The results are amazing: we move from having $55.09 per hour to being able to earn on average $69.07 if we implement both policies at the same time. We can also see that the chart presents outliers of days that ended earning more than $90, which was not possible even using the accept/reject policy alone.
If we compare the difference between the accept/reject policy and the policy created now to start the trips, we can confirm that the increase in the average is not due to an increase in variability but rather because in the majority of cases the taxi drivers are getting better results than in the original situation.

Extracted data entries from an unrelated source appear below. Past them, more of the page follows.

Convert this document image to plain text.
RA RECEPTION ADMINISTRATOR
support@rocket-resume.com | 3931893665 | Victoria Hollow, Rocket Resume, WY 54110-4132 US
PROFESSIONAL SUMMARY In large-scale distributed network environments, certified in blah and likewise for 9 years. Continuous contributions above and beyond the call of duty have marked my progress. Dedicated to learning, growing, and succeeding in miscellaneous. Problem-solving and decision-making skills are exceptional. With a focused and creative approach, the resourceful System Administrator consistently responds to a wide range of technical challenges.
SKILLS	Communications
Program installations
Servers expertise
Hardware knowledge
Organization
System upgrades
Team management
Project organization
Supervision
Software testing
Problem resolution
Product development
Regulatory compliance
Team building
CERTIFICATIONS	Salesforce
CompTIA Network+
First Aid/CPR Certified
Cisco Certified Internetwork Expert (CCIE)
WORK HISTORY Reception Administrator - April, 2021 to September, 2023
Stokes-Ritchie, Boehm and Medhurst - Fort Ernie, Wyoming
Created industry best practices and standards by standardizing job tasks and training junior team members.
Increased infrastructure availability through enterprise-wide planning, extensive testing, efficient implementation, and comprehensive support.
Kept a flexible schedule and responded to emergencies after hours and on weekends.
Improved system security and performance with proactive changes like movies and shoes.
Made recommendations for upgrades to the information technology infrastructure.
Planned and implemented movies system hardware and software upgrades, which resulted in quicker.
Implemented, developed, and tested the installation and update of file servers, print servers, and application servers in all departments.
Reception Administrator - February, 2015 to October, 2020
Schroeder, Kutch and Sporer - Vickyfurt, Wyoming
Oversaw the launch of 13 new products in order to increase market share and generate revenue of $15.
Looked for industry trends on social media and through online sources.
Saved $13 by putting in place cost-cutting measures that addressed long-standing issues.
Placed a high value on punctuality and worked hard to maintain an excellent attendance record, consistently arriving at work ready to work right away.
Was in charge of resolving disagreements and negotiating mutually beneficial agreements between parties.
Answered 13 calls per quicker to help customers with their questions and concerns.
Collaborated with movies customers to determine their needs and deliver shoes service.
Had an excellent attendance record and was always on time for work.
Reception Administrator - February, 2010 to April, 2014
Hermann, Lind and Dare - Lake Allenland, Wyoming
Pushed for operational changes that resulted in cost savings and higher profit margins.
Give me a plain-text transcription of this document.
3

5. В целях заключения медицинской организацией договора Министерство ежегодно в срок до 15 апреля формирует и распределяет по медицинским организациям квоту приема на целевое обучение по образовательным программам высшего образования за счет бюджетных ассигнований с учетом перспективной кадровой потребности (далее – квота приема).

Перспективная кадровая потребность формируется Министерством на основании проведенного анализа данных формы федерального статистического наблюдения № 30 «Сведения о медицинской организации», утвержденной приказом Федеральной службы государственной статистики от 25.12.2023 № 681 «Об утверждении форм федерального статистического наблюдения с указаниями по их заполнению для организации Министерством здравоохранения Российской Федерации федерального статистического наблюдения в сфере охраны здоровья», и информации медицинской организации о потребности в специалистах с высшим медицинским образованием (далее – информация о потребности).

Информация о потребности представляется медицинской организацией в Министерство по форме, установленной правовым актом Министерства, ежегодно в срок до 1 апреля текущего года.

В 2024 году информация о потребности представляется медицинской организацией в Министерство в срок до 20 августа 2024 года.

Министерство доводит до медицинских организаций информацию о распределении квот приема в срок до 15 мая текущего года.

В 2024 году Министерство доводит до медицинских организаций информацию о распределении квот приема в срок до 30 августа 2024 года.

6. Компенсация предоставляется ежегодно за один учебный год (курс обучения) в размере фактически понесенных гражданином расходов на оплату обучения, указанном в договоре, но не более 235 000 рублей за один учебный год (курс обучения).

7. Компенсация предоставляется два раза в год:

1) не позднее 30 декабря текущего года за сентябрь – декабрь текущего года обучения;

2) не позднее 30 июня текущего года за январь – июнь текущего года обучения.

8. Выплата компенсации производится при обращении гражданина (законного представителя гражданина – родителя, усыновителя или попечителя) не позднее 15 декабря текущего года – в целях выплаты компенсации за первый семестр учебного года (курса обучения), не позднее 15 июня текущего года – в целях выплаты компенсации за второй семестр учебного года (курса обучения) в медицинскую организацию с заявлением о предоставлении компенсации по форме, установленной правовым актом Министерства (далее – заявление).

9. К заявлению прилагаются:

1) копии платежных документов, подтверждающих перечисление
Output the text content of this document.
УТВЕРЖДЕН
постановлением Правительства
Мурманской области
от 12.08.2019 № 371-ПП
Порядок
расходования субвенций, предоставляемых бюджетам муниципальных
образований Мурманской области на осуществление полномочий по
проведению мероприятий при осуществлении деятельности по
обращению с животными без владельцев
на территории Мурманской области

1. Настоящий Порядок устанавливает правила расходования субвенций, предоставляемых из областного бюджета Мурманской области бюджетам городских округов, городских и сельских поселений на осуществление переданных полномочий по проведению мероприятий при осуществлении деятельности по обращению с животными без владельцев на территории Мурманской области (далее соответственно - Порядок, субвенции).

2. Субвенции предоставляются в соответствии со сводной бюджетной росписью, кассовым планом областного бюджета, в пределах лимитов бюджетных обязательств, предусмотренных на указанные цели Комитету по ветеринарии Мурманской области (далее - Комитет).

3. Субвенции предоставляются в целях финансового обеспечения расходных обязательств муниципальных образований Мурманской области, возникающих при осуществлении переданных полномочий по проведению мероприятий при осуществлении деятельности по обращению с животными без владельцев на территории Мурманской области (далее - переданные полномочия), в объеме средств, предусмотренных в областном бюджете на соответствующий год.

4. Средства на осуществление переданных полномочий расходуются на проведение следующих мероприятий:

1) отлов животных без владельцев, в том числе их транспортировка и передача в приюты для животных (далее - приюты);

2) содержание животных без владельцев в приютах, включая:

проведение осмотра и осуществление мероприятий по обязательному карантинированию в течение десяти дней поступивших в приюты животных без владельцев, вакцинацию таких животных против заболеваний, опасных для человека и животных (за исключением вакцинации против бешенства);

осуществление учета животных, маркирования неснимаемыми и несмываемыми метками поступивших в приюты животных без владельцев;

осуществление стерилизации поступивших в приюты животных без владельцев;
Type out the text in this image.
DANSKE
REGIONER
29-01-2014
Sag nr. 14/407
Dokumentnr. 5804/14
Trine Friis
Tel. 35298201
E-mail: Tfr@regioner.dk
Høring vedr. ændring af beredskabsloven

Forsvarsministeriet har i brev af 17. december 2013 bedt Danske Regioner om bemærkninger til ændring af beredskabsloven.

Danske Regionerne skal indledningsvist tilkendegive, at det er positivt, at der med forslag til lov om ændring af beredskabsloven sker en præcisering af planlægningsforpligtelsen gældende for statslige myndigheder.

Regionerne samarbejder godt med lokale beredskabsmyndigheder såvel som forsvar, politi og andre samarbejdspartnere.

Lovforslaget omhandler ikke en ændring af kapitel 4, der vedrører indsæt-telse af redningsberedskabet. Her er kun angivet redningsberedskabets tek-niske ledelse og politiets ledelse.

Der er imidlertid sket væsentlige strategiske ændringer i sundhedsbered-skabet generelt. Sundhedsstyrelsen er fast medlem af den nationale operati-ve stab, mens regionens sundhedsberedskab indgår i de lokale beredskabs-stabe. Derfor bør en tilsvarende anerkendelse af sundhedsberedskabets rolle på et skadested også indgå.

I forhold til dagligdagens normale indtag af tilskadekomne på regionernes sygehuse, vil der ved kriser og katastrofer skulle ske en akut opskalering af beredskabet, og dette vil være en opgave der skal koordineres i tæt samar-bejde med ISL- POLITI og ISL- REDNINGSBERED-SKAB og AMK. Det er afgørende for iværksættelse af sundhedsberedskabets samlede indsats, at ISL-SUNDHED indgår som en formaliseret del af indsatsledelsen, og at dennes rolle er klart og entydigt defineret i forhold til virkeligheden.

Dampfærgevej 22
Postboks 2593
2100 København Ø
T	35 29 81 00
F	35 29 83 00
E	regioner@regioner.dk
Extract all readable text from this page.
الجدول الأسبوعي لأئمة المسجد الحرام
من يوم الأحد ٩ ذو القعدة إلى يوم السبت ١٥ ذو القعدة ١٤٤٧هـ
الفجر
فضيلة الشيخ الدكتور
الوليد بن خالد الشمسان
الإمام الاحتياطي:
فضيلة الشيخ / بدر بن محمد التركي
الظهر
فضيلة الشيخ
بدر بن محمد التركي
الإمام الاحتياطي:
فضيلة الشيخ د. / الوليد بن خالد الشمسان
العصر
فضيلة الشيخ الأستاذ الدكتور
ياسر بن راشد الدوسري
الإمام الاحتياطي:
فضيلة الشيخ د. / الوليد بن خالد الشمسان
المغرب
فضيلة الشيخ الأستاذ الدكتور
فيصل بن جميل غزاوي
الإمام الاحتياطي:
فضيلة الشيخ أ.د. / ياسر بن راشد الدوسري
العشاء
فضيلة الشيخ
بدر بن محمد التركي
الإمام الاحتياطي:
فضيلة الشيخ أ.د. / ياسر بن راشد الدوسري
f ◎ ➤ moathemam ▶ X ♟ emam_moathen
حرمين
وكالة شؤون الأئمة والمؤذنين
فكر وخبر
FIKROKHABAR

Platform Selection: Drivers should exclusively choose Uber. The selective trip policy provides no benefits for Lyft, whose median wage stagnates at the $55.09 baseline , whereas driving for Uber adds up to +$7.71/hour.
Geographic Zones: Initial start zones have a negligible impact (only a $2 variance over the baseline). Due to severe multicollinearity with the choice of company, geographic start zones provide no useful independent information.
Shift Timing: Favorable starting hours (especially night shifts) add up to +$5.52/hour , while unfavorable starting times subtract up to -$2.33/hour.
Day of the Week: Day-of-the-week variance is minor (under $1.58 in either direction) ; however, the optimized policy explicitly excludes Mondays and Fridays as sub-optimal working days.
Final Policy Lift: Pairing the trip-acceptance policy with the strategic “Setting Start Time” configuration boosts average hourly wages from $55.09 to $69.07 , while unlocking exceptional high-yield outlier days exceeding $90/hour.